Because it’s all been said before

It’s not new to want to rip apart every memory because so help me God even the happy ones make me feel like there’s nothing to hold on to

Because they’re an echo of doubt

They’re a sad excuse of a deranged version of a fairy tail that I can’t help but find in every book I read, every song I hear and every insignificant sentence that simply mean so much to me

Not knowing if you can read between my lines or there’s a subtext in the way you nonchalantly glace at your side when I’ve drifted off into my non-sense once again

And then there’s your confusion

Which confuses me

And confuses you

And then it’s back to me

And then I end up being completely honest about something that I don’t even know if I’m saying correctly because there tends to be a third party nagging at my brain to mix fictional feelings with uncertain truth and makes me bombard the wall you’ve build up to high because you can’t have me being right

At all

Not even about this

The irony being that you’re the one who supposedly feels so sure about himself

You can’t answer the question of what is it you want

Your coward sense of humor and chivalry surpasses your logic

And yet I’m the one who’s complicated

When I’ve managed to put aside my pride and wait for something that you want but doesn’t convince you

Knowing all the same that if the tables were turned you wouldn’t wait for me

Maybe I am crazy

Or just plainly stupid

But I guess you must have been kissing a fool

1984

My goal of writing a post every Monday has become a complete failure. What can I say, me and deadlines just don’t mix when it comes to inspiration. I don’t know what is happening to me lately that I can’t get inspired. Maybe it’s because I feel under complete control and words can’t seem to flow through my inner core up to my hands to express the feeling of utter helplessness and fear of simply thinking. That, or I’m simply coming down with a heavy does of seniortis and I have no interest other than Netflix, and that’s not a very good source of inspiration. 

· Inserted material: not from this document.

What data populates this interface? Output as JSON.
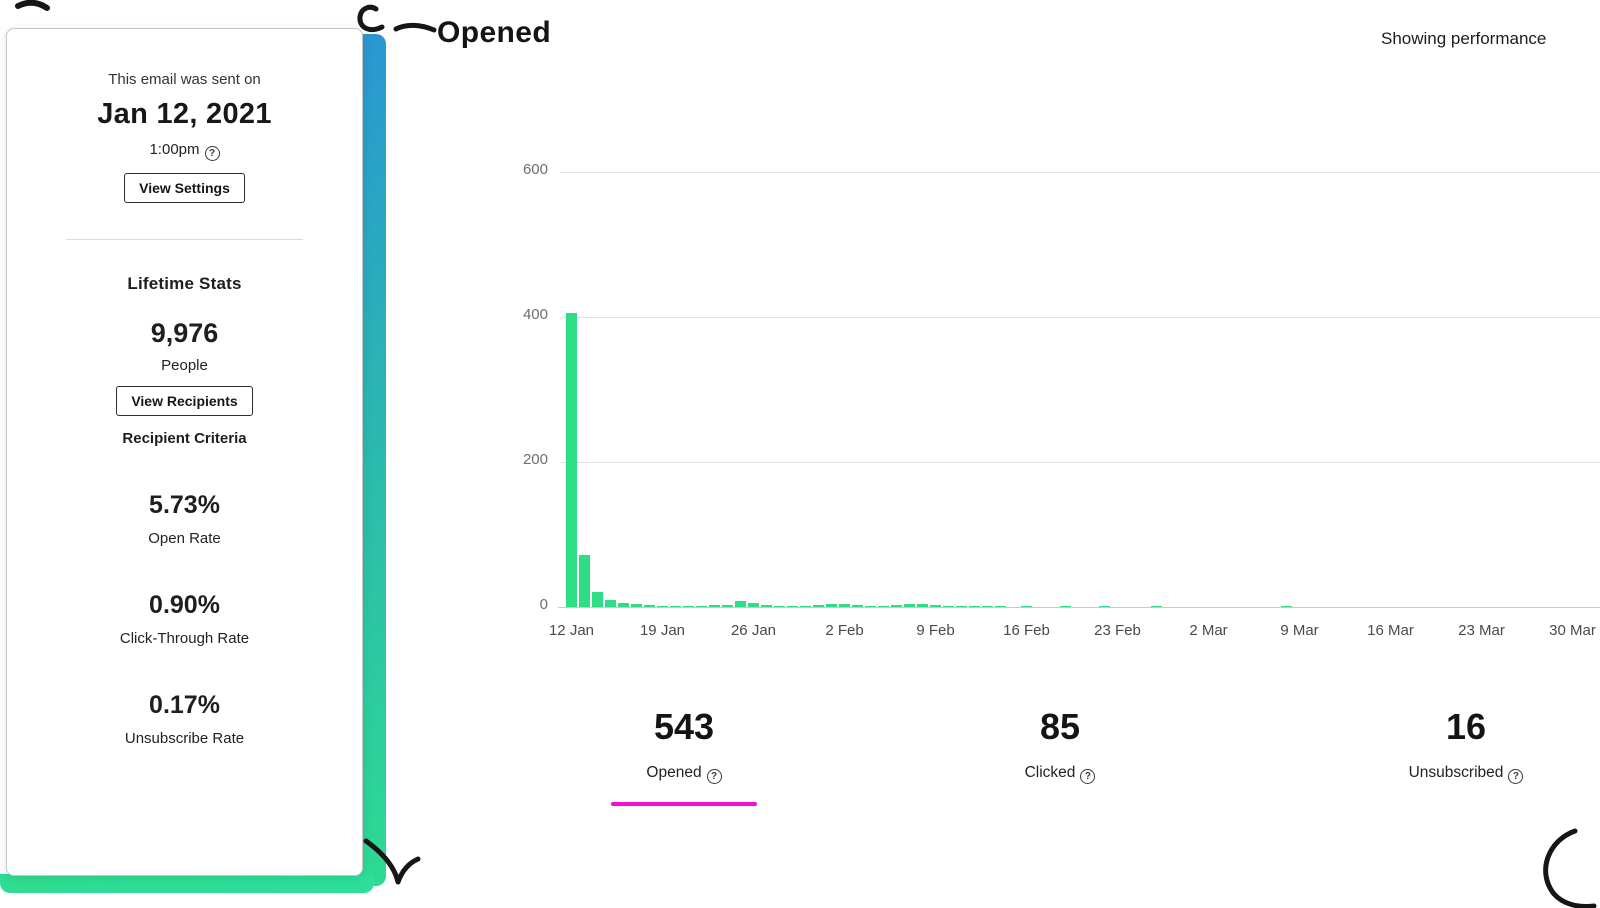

But seriously, I feel straight out of the book 1984 where even having thoughts that are remotely out of line are punished. I can’t have a conversation with someone without being careful with how I word things because I might be taped. Psychological trauma has forced me to think things and say things I wouldn’t say otherwise, to act differently. As I write this post I’m terrified that it might come back to haunt me, but I have to figure out if someone she has found my one true escape. I do realize all this sounds outlandish, straight out of a bad suspense movie, but I can’t help but feel my heart and opinions being mangled by the one person who swore would protect them. Screw healthy formation, if you want someone to follow your set opinion as to how they should act, make them fear their own existence. 

It’s become such a pull on me that I’m afraid to fall in love, because I know no one will ever be good enough, no one will ever bring back the sense of safety that she’s taken away. 

It’s no joke that as I type these words my heart races in utter anxiety that after this post I’ll be annexed from my first amendment right.